Por Honório de Medeiros

“O povo deve bater-se em defesa da lei, como se bate em defesa das muralhas”, Heráclito de Éfeso (sécs. VI-V a.c. – fragmento 44).

Nestes dias o Supremo Tribunal Federal (STF) se debruça sobre a questão da criminalização da homofobia e transfobia.O primeiro voto, a favor, foi do Decano da instituição, que em sua opinião, por não ter o Congresso legislado sobre o tema, por “evidente inércia e omissão”, algo que a Câmara e o Senado negam, existe, portanto, uma lacuna legal e axiológica no ordenamento jurídico brasileiro, e caberia ao STF, por intermédio da analogia, suplementá-lo.

Mello propôs que não seja fixado um prazo para que o Congresso edite uma lei sobre o tema, como pedem as ações para isso intentadas, mas que, enquanto os parlamentares não se manifestam, a homofobia e a transfobia sejam enquadradas na Lei do Racismo (Lei 7.716/1989).

Entretanto é de sabença geral que os meios de preenchimento de lacunas, no ordenamento jurídico, por ele mesmo devem ser indicados, para evitar a incerteza do Direito e o subjetivismo anárquico judicial.

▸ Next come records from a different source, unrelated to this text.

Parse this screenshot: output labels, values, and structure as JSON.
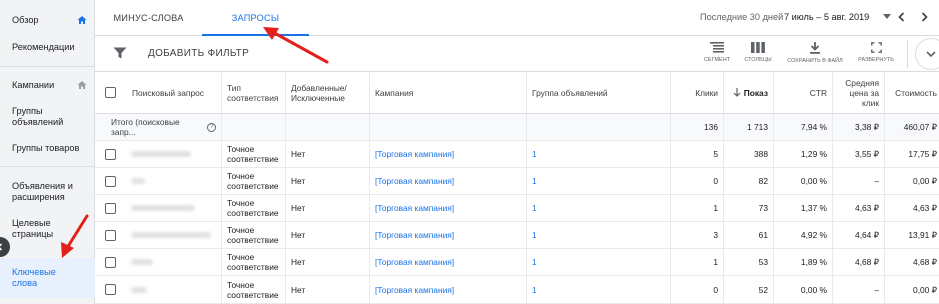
{
  "sidebar": {
    "items": [
      {
        "label": "Обзор",
        "home": true
      },
      {
        "label": "Рекомендации",
        "home": false
      },
      {
        "label": "Кампании",
        "home": true
      },
      {
        "label": "Группы объявлений",
        "home": false
      },
      {
        "label": "Группы товаров",
        "home": false
      },
      {
        "label": "Объявления и расширения",
        "home": false
      },
      {
        "label": "Целевые страницы",
        "home": false
      },
      {
        "label": "Ключевые слова",
        "home": false
      }
    ]
  },
  "tabs": {
    "negative": "МИНУС-СЛОВА",
    "queries": "ЗАПРОСЫ"
  },
  "date": {
    "label": "Последние 30 дней",
    "range": "7 июль – 5 авг. 2019"
  },
  "toolbar": {
    "add_filter": "ДОБАВИТЬ ФИЛЬТР",
    "segment": "СЕГМЕНТ",
    "columns": "СТОЛБЦЫ",
    "download": "СОХРАНИТЬ В ФАЙЛ",
    "expand": "РАЗВЕРНУТЬ"
  },
  "table": {
    "headers": {
      "query": "Поисковый запрос",
      "match_type": "Тип соответствия",
      "added": "Добавленные/ Исключенные",
      "campaign": "Кампания",
      "ad_group": "Группа объявлений",
      "clicks": "Клики",
      "impressions": "Показ",
      "ctr": "CTR",
      "avg_cpc": "Средняя цена за клик",
      "cost": "Стоимость"
    },
    "total": {
      "label": "Итого (поисковые запр...",
      "clicks": "136",
      "impressions": "1 713",
      "ctr": "7,94 %",
      "avg_cpc": "3,38 ₽",
      "cost": "460,07 ₽"
    },
    "rows": [
      {
        "match_type": "Точное соответствие",
        "added": "Нет",
        "campaign": "[Торговая кампания]",
        "ad_group": "1",
        "clicks": "5",
        "impressions": "388",
        "ctr": "1,29 %",
        "avg_cpc": "3,55 ₽",
        "cost": "17,75 ₽"
      },
      {
        "match_type": "Точное соответствие",
        "added": "Нет",
        "campaign": "[Торговая кампания]",
        "ad_group": "1",
        "clicks": "0",
        "impressions": "82",
        "ctr": "0,00 %",
        "avg_cpc": "–",
        "cost": "0,00 ₽"
      },
      {
        "match_type": "Точное соответствие",
        "added": "Нет",
        "campaign": "[Торговая кампания]",
        "ad_group": "1",
        "clicks": "1",
        "impressions": "73",
        "ctr": "1,37 %",
        "avg_cpc": "4,63 ₽",
        "cost": "4,63 ₽"
      },
      {
        "match_type": "Точное соответствие",
        "added": "Нет",
        "campaign": "[Торговая кампания]",
        "ad_group": "1",
        "clicks": "3",
        "impressions": "61",
        "ctr": "4,92 %",
        "avg_cpc": "4,64 ₽",
        "cost": "13,91 ₽"
      },
      {
        "match_type": "Точное соответствие",
        "added": "Нет",
        "campaign": "[Торговая кампания]",
        "ad_group": "1",
        "clicks": "1",
        "impressions": "53",
        "ctr": "1,89 %",
        "avg_cpc": "4,68 ₽",
        "cost": "4,68 ₽"
      },
      {
        "match_type": "Точное соответствие",
        "added": "Нет",
        "campaign": "[Торговая кампания]",
        "ad_group": "1",
        "clicks": "0",
        "impressions": "52",
        "ctr": "0,00 %",
        "avg_cpc": "–",
        "cost": "0,00 ₽"
      }
    ]
  },
  "colors": {
    "accent": "#1a73e8",
    "annotation": "#e3201b",
    "sidebar_bg": "#f1f3f4",
    "active_bg": "#e8f0fe"
  }
}
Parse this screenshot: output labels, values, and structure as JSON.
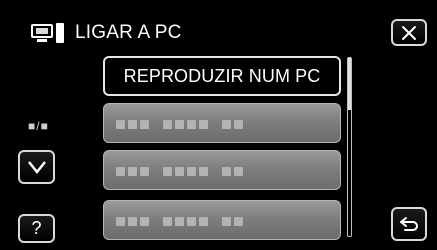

Fique claro que a questão não é a criminalização ou não. É a forma como está sendo feita.

Ora, a analogia, em matéria penal, é algo estritamente proibido pela Constituição Federal em suas cláusulas pétreas, qual seja o artigo 5º, XXXIX: “não há crime sem lei anterior que o defina, nem pena sem prévia cominação legal.”

E o que leva o Ministro a crer que mesmo assim o STF pode ir além da própria Constituição Federal?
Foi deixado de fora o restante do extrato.